Just update your details on the journal ASAP. Say you've moved address and see what they say. If they say you've been overpaid and send you a repayment bill, ring them up. That's what I did and explained I couldn't afford to repay the whole amount, they let me choose how much to repay each week. I offered £5 per week and they accepted.

Thats fraud, she cant do that. 🤦🏻‍♀️

GAJLY · 14/10/2025 07:43

Soontobe60 · 14/10/2025 07:39

She moved out 10 months ago, she can’t pretend that she moved out this week!
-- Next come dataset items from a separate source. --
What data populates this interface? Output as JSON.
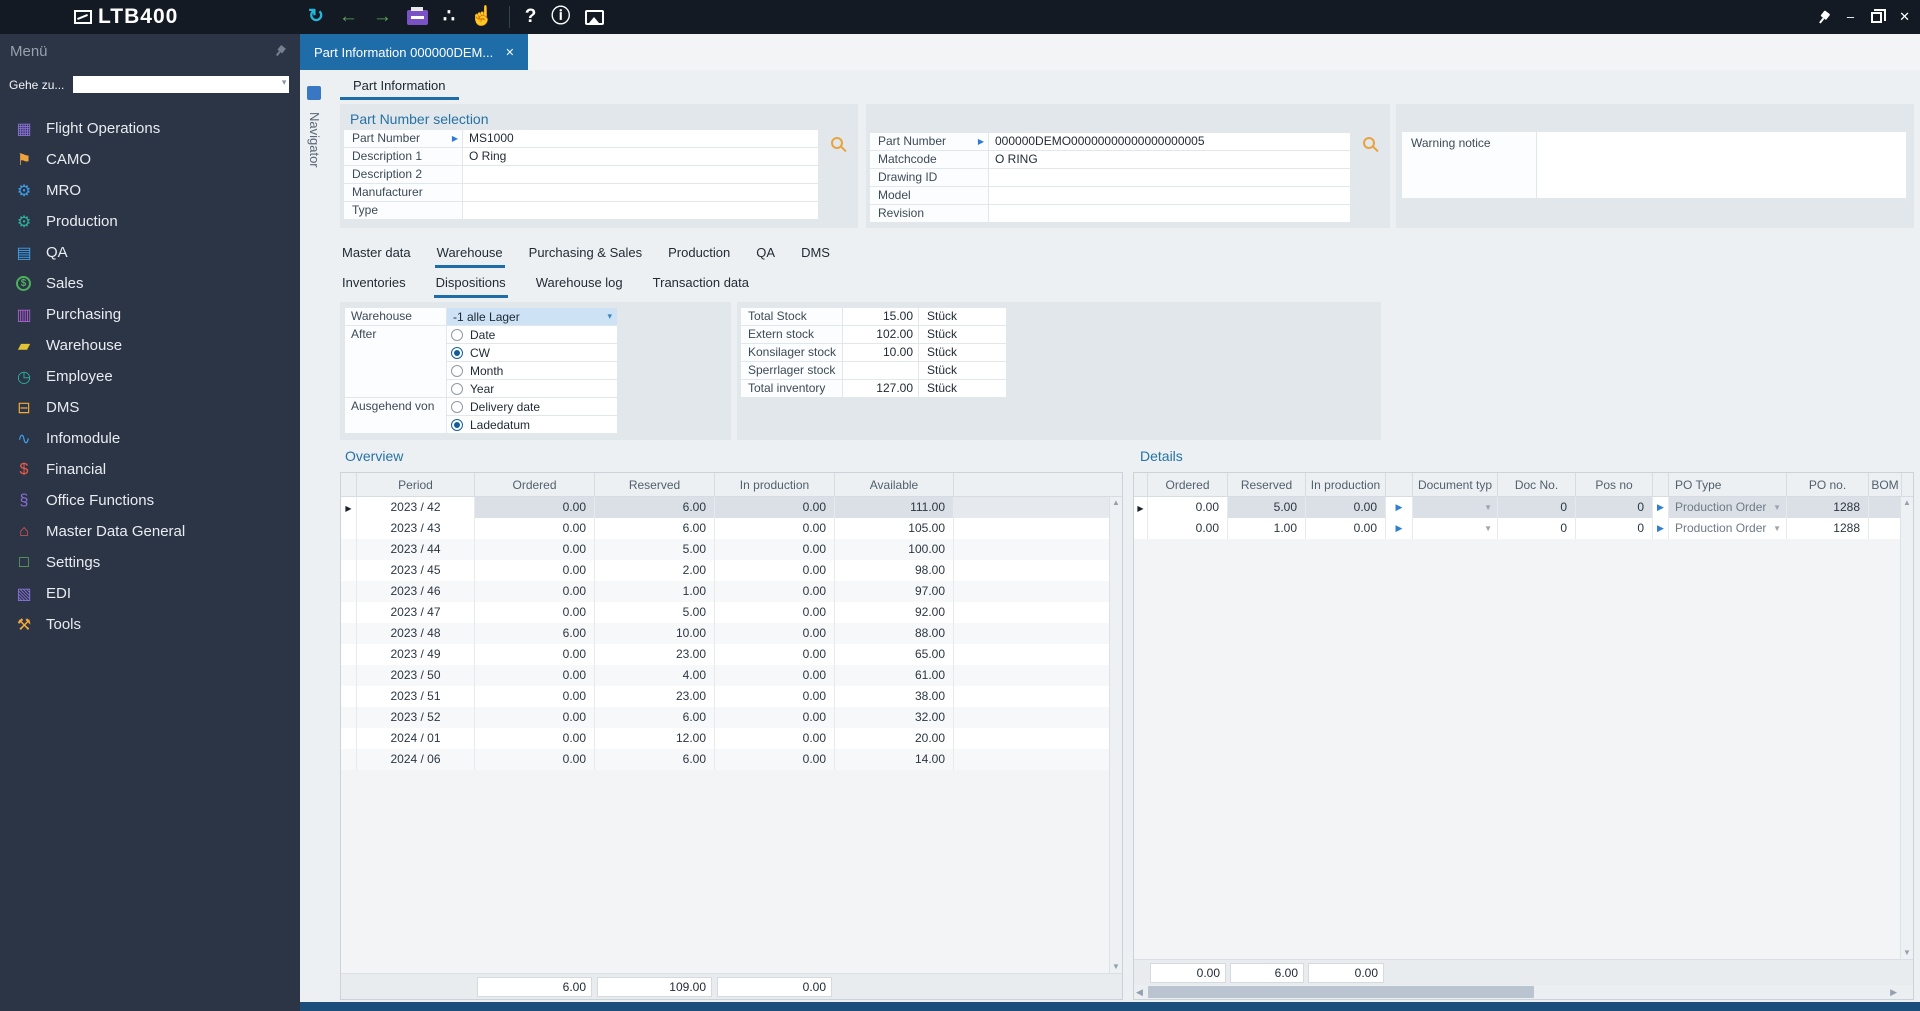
{
  "window": {
    "logo": "LTB400",
    "minimize_glyph": "–",
    "close_glyph": "✕"
  },
  "toolbar": {
    "icons": [
      {
        "name": "refresh-icon",
        "glyph": "↻",
        "color": "#24b6d8"
      },
      {
        "name": "back-icon",
        "glyph": "←",
        "color": "#59a957"
      },
      {
        "name": "forward-icon",
        "glyph": "→",
        "color": "#59a957"
      },
      {
        "name": "print-icon",
        "glyph": "",
        "color": "#7a52c4",
        "type": "printer"
      },
      {
        "name": "sitemap-icon",
        "glyph": "∴",
        "color": "#ffffff"
      },
      {
        "name": "touch-pointer-icon",
        "glyph": "☝",
        "color": "#f0a73a"
      },
      {
        "name": "toolbar-separator",
        "glyph": "",
        "type": "sep"
      },
      {
        "name": "help-icon",
        "glyph": "?",
        "color": "#ffffff"
      },
      {
        "name": "info-icon",
        "glyph": "ⓘ",
        "color": "#ffffff"
      },
      {
        "name": "image-icon",
        "glyph": "",
        "color": "#ffffff",
        "type": "image"
      }
    ]
  },
  "tab": {
    "title": "Part Information 000000DEM...",
    "close": "✕"
  },
  "navigator": {
    "label": "Navigator"
  },
  "page": {
    "tab_label": "Part Information"
  },
  "sidebar": {
    "header": "Menü",
    "goto_label": "Gehe zu...",
    "items": [
      {
        "label": "Flight Operations",
        "glyph": "▦",
        "color": "#8a70d8",
        "icon": "calendar-icon"
      },
      {
        "label": "CAMO",
        "glyph": "⚑",
        "color": "#efa23d",
        "icon": "ribbon-icon"
      },
      {
        "label": "MRO",
        "glyph": "⚙",
        "color": "#3f9fea",
        "icon": "gear-icon"
      },
      {
        "label": "Production",
        "glyph": "⚙",
        "color": "#2eb3a0",
        "icon": "gears-icon"
      },
      {
        "label": "QA",
        "glyph": "▤",
        "color": "#3f9fea",
        "icon": "briefcase-icon"
      },
      {
        "label": "Sales",
        "glyph": "$",
        "color": "#4cb05e",
        "icon": "dollar-circle-icon",
        "shape": "circle"
      },
      {
        "label": "Purchasing",
        "glyph": "▥",
        "color": "#b05fd6",
        "icon": "cart-icon"
      },
      {
        "label": "Warehouse",
        "glyph": "▰",
        "color": "#e3c235",
        "icon": "forklift-icon"
      },
      {
        "label": "Employee",
        "glyph": "◷",
        "color": "#2eb3a0",
        "icon": "clock-icon"
      },
      {
        "label": "DMS",
        "glyph": "⊟",
        "color": "#f3a83b",
        "icon": "folder-icon"
      },
      {
        "label": "Infomodule",
        "glyph": "∿",
        "color": "#3f9fea",
        "icon": "line-chart-icon"
      },
      {
        "label": "Financial",
        "glyph": "$",
        "color": "#f05a45",
        "icon": "money-icon"
      },
      {
        "label": "Office Functions",
        "glyph": "§",
        "color": "#8a70d8",
        "icon": "paperclip-icon"
      },
      {
        "label": "Master Data General",
        "glyph": "⌂",
        "color": "#ef5b55",
        "icon": "home-icon"
      },
      {
        "label": "Settings",
        "glyph": "□",
        "color": "#6abf69",
        "icon": "monitor-icon"
      },
      {
        "label": "EDI",
        "glyph": "▧",
        "color": "#8a70d8",
        "icon": "bar-chart-icon"
      },
      {
        "label": "Tools",
        "glyph": "⚒",
        "color": "#f3a83b",
        "icon": "tools-icon"
      }
    ]
  },
  "part_selection": {
    "title": "Part Number selection",
    "left_rows": [
      {
        "label": "Part Number",
        "value": "MS1000",
        "arrow": true,
        "search": true
      },
      {
        "label": "Description 1",
        "value": "O Ring"
      },
      {
        "label": "Description 2",
        "value": ""
      },
      {
        "label": "Manufacturer",
        "value": ""
      },
      {
        "label": "Type",
        "value": ""
      }
    ],
    "right_rows": [
      {
        "label": "Part Number",
        "value": "000000DEMO00000000000000000005",
        "arrow": true,
        "search": true
      },
      {
        "label": "Matchcode",
        "value": "O RING"
      },
      {
        "label": "Drawing ID",
        "value": ""
      },
      {
        "label": "Model",
        "value": ""
      },
      {
        "label": "Revision",
        "value": ""
      }
    ],
    "warning": {
      "label": "Warning notice",
      "value": ""
    }
  },
  "tabs": {
    "main": [
      "Master data",
      "Warehouse",
      "Purchasing & Sales",
      "Production",
      "QA",
      "DMS"
    ],
    "main_active": 1,
    "sub": [
      "Inventories",
      "Dispositions",
      "Warehouse log",
      "Transaction data"
    ],
    "sub_active": 1
  },
  "filter": {
    "warehouse_label": "Warehouse",
    "warehouse_value": "-1  alle Lager",
    "after_label": "After",
    "after_options": [
      {
        "label": "Date",
        "selected": false
      },
      {
        "label": "CW",
        "selected": true
      },
      {
        "label": "Month",
        "selected": false
      },
      {
        "label": "Year",
        "selected": false
      }
    ],
    "from_label": "Ausgehend von",
    "from_options": [
      {
        "label": "Delivery date",
        "selected": false
      },
      {
        "label": "Ladedatum",
        "selected": true
      }
    ]
  },
  "stock": {
    "rows": [
      {
        "label": "Total Stock",
        "value": "15.00",
        "unit": "Stück"
      },
      {
        "label": "Extern stock",
        "value": "102.00",
        "unit": "Stück"
      },
      {
        "label": "Konsilager stock",
        "value": "10.00",
        "unit": "Stück"
      },
      {
        "label": "Sperrlager stock",
        "value": "",
        "unit": "Stück"
      },
      {
        "label": "Total inventory",
        "value": "127.00",
        "unit": "Stück"
      }
    ]
  },
  "overview": {
    "title": "Overview",
    "headers": [
      "Period",
      "Ordered",
      "Reserved",
      "In production",
      "Available"
    ],
    "selected_row": 0,
    "rows": [
      [
        "2023 / 42",
        "0.00",
        "6.00",
        "0.00",
        "111.00"
      ],
      [
        "2023 / 43",
        "0.00",
        "6.00",
        "0.00",
        "105.00"
      ],
      [
        "2023 / 44",
        "0.00",
        "5.00",
        "0.00",
        "100.00"
      ],
      [
        "2023 / 45",
        "0.00",
        "2.00",
        "0.00",
        "98.00"
      ],
      [
        "2023 / 46",
        "0.00",
        "1.00",
        "0.00",
        "97.00"
      ],
      [
        "2023 / 47",
        "0.00",
        "5.00",
        "0.00",
        "92.00"
      ],
      [
        "2023 / 48",
        "6.00",
        "10.00",
        "0.00",
        "88.00"
      ],
      [
        "2023 / 49",
        "0.00",
        "23.00",
        "0.00",
        "65.00"
      ],
      [
        "2023 / 50",
        "0.00",
        "4.00",
        "0.00",
        "61.00"
      ],
      [
        "2023 / 51",
        "0.00",
        "23.00",
        "0.00",
        "38.00"
      ],
      [
        "2023 / 52",
        "0.00",
        "6.00",
        "0.00",
        "32.00"
      ],
      [
        "2024 / 01",
        "0.00",
        "12.00",
        "0.00",
        "20.00"
      ],
      [
        "2024 / 06",
        "0.00",
        "6.00",
        "0.00",
        "14.00"
      ]
    ],
    "footer": [
      "6.00",
      "109.00",
      "0.00"
    ]
  },
  "details": {
    "title": "Details",
    "headers": [
      "Ordered",
      "Reserved",
      "In production",
      "Document typ",
      "Doc No.",
      "Pos no",
      "PO Type",
      "PO no.",
      "BOM"
    ],
    "selected_row": 0,
    "rows": [
      [
        "0.00",
        "5.00",
        "0.00",
        "",
        "0",
        "0",
        "Production Order",
        "1288",
        ""
      ],
      [
        "0.00",
        "1.00",
        "0.00",
        "",
        "0",
        "0",
        "Production Order",
        "1288",
        ""
      ]
    ],
    "footer": [
      "0.00",
      "6.00",
      "0.00"
    ]
  }
}
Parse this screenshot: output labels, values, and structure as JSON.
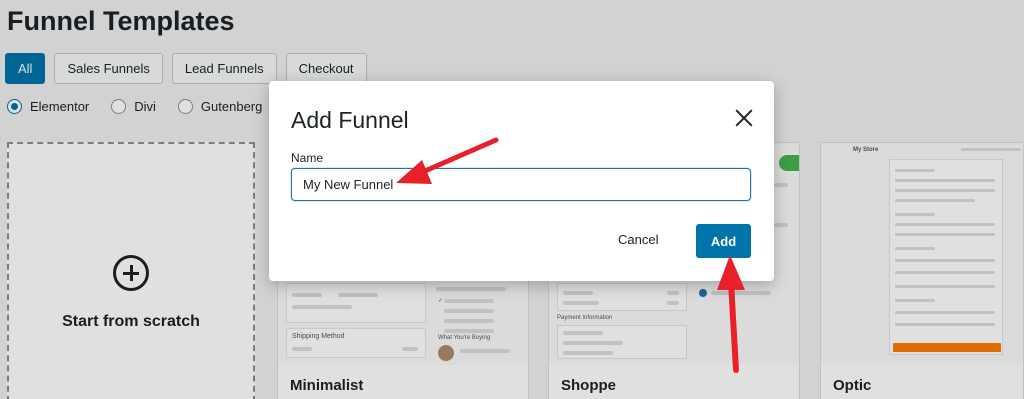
{
  "page": {
    "title": "Funnel Templates",
    "tabs": [
      {
        "label": "All",
        "active": true
      },
      {
        "label": "Sales Funnels",
        "active": false
      },
      {
        "label": "Lead Funnels",
        "active": false
      },
      {
        "label": "Checkout",
        "active": false
      }
    ],
    "builders": [
      {
        "label": "Elementor",
        "checked": true
      },
      {
        "label": "Divi",
        "checked": false
      },
      {
        "label": "Gutenberg",
        "checked": false
      }
    ],
    "scratch_label": "Start from scratch",
    "templates": [
      {
        "name": "Minimalist"
      },
      {
        "name": "Shoppe"
      },
      {
        "name": "Optic"
      }
    ],
    "preview_text": {
      "shipping_method": "Shipping Method",
      "payment_info": "Payment Information",
      "what_buying": "What You're Buying",
      "my_store": "My Store"
    }
  },
  "modal": {
    "title": "Add Funnel",
    "name_label": "Name",
    "name_value": "My New Funnel",
    "cancel_label": "Cancel",
    "add_label": "Add"
  },
  "colors": {
    "accent": "#0073aa",
    "annotation_arrow": "#e8202a"
  }
}
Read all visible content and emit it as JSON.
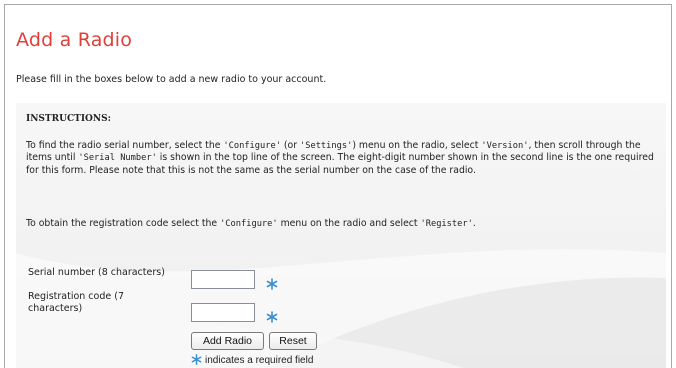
{
  "page": {
    "title": "Add a Radio",
    "intro": "Please fill in the boxes below to add a new radio to your account."
  },
  "instructions": {
    "heading": "INSTRUCTIONS:",
    "p1": {
      "t1": "To find the radio serial number, select the ",
      "c1": "'Configure'",
      "t2": " (or ",
      "c2": "'Settings'",
      "t3": ") menu on the radio, select ",
      "c3": "'Version'",
      "t4": ", then scroll through the items until ",
      "c4": "'Serial Number'",
      "t5": " is shown in the top line of the screen. The eight-digit number shown in the second line is the one required for this form. Please note that this is not the same as the serial number on the case of the radio."
    },
    "p2": {
      "t1": "To obtain the registration code select the ",
      "c1": "'Configure'",
      "t2": " menu on the radio and select ",
      "c2": "'Register'",
      "t3": "."
    }
  },
  "form": {
    "serial_label": "Serial number (8 characters)",
    "serial_value": "",
    "regcode_label": "Registration code (7 characters)",
    "regcode_value": "",
    "add_button": "Add Radio",
    "reset_button": "Reset",
    "required_note": "indicates a required field"
  },
  "icons": {
    "required": "required-asterisk-icon"
  },
  "colors": {
    "title": "#e0403a",
    "required_icon": "#3a8fd0"
  }
}
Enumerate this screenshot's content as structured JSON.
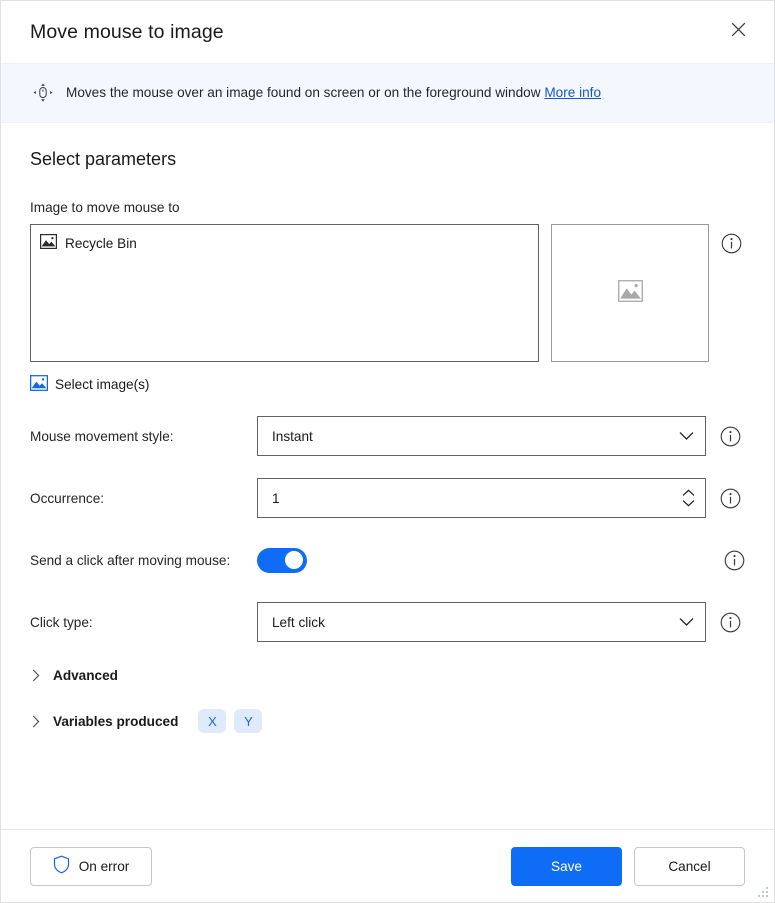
{
  "window": {
    "title": "Move mouse to image",
    "close_icon": "close-icon"
  },
  "banner": {
    "icon": "move-mouse-icon",
    "text": "Moves the mouse over an image found on screen or on the foreground window",
    "link_label": "More info"
  },
  "main": {
    "section_title": "Select parameters",
    "image_field": {
      "label": "Image to move mouse to",
      "items": [
        {
          "icon": "image-icon",
          "label": "Recycle Bin"
        }
      ],
      "preview_placeholder_icon": "image-placeholder-icon",
      "select_images_label": "Select image(s)",
      "select_images_icon": "image-icon-blue",
      "info_icon": "info-icon"
    },
    "rows": [
      {
        "label": "Mouse movement style:",
        "type": "dropdown",
        "value": "Instant",
        "chevron_icon": "chevron-down-icon",
        "info_icon": "info-icon"
      },
      {
        "label": "Occurrence:",
        "type": "number",
        "value": "1",
        "spinner_up_icon": "chevron-up-icon",
        "spinner_down_icon": "chevron-down-icon",
        "info_icon": "info-icon"
      },
      {
        "label": "Send a click after moving mouse:",
        "type": "toggle",
        "value": "on",
        "info_icon": "info-icon"
      },
      {
        "label": "Click type:",
        "type": "dropdown",
        "value": "Left click",
        "chevron_icon": "chevron-down-icon",
        "info_icon": "info-icon"
      }
    ],
    "expanders": [
      {
        "label": "Advanced",
        "caret_icon": "chevron-right-icon",
        "pills": []
      },
      {
        "label": "Variables produced",
        "caret_icon": "chevron-right-icon",
        "pills": [
          "X",
          "Y"
        ]
      }
    ]
  },
  "footer": {
    "on_error_label": "On error",
    "on_error_icon": "shield-icon",
    "save_label": "Save",
    "cancel_label": "Cancel",
    "resize_grip_icon": "resize-grip-icon"
  },
  "colors": {
    "accent": "#0f6cf6",
    "link": "#1558c6",
    "banner_bg": "#f4f8fe",
    "pill_bg": "#dfeafb",
    "pill_text": "#1a6ae0"
  }
}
I didn't say she should tell them she's moved this week?! I said update her journal. This will trigger a form being sent out, asking questions e.g. when did you move then they'll send her a bill. What's so hard about that?! She has to tell them sometime! The journal is the only way to update details now.

clarrylove · 14/10/2025 07:44

Did you manage to claim child benefit? That might wreaken your case if you were too ill to notify them of the change but well enough to put in a new claim.

Soontobe60 · 14/10/2025 07:45

GAJLY · 14/10/2025 07:43

I didn't say she should tell them she's moved this week?! I said update her journal. This will trigger a form being sent out, asking questions e.g. when did you move then they'll send her a bill. What's so hard about that?! She has to tell them sometime! The journal is the only way to update details now.

Edited

Apologies - your post sounded like you were advising her to say she’s only just moved.

Motheranddaughter · 14/10/2025 07:45

Presumably if you didn’t know you were getting it then you haven’t spent it so you can pay it all back immediately?